Is this constitutional? Let’s focus on Section 5 first. The argument would go something like this. The right to an abortion is a fundamental right protected by the Due Process Clause in Section 1 of the 14th Amendment. Thus, Congress has the power to make sure states are not violating those rights through section five.

But this position raises significant Boerne v. Flores problems. Congress is attempting to flesh out the scope of the right to access an abortion, as defined by the 14th Amendment. The Court in Boerne (joined by Justices Stevens and Ginsburg, even if she regrets that vote), held that it is for the Court, and not Congress to define the liberties protected by the 14th Amendment.

The bill  bans prohibitions prior to fetal viability. This would seem to conflict with the standard articulated in Casey:

A prohibition or ban on abortion prior to fetal viability. …

A measure or action that prohibits or restricts a woman from obtaining an abortion prior to fetal viability based on her reasons or perceived reasons or that requires a woman to state her reasons before obtaining an abortion prior to fetal viability.

 

The bill offers a more restrictive standard than the Court has considered in Casey on waiting periods:

(3) A restriction that limits a pregnant woman’s ability to obtain an immediate abortion when a health care professional believes, based on her or his good-faith medical judgment, that delay would pose a risk to the woman’s health.
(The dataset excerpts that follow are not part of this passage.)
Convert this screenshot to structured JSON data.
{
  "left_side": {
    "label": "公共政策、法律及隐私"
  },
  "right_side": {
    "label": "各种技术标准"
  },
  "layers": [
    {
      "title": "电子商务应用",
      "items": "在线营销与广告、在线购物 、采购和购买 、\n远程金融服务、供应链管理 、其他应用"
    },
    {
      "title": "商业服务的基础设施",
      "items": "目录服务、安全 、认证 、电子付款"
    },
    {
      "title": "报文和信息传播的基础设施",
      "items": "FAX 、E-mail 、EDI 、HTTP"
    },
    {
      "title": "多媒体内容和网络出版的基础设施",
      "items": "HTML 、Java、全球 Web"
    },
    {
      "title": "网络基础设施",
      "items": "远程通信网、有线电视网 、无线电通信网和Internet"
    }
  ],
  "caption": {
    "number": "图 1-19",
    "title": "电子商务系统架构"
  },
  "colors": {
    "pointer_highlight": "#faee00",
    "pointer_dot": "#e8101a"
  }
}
Is this wide-ranging bill in any way congruent and proportional to the constitutional rights at issue? If RFRA wasn’t, this probably isn’t.

Second, with respect to its powers under the commerce clause, I’ll quote Justice Thomas’s concurring opinion in Gonzales v. Carhart:

I also note that whether the Act constitutes a permissible exercise of Congress’ power under the Commerce Clause is not before the Court. The parties did not raise or brief that issue; it is outside the question presented; and the lower courts did not address it.

Does abortion have a sufficient nexus with interstate commerce to justify such a wide-ranging ban that imposes on federalism, and the ability of the states to regulate the health and safety of the clinics? Oddly enough, the word “commerce” appears only once. They didn’t even bother to add a decent Lopez commerce jurisdictional hook in the statute.

Beyond the commerce clause, let’s think about the necessary and proper clause the last, best hope of ultra vires congressional action (to quote Justice Scalia). This bill amounts to an unprecedented intrusion on the ability of states to enact health and safety regulations. It specifically limits what regulations a state can impose:

The following restrictions on the performance of abortion are unlawful and shall not be imposed or applied by any government:

Historically, these types of regulations have been solely within the provence of the state police power. Would this amount to a “great and substantive independent power” denied to Congress, when it comes to preserving federalism and states rights?

This bill is likely unconstitutional on all fronts.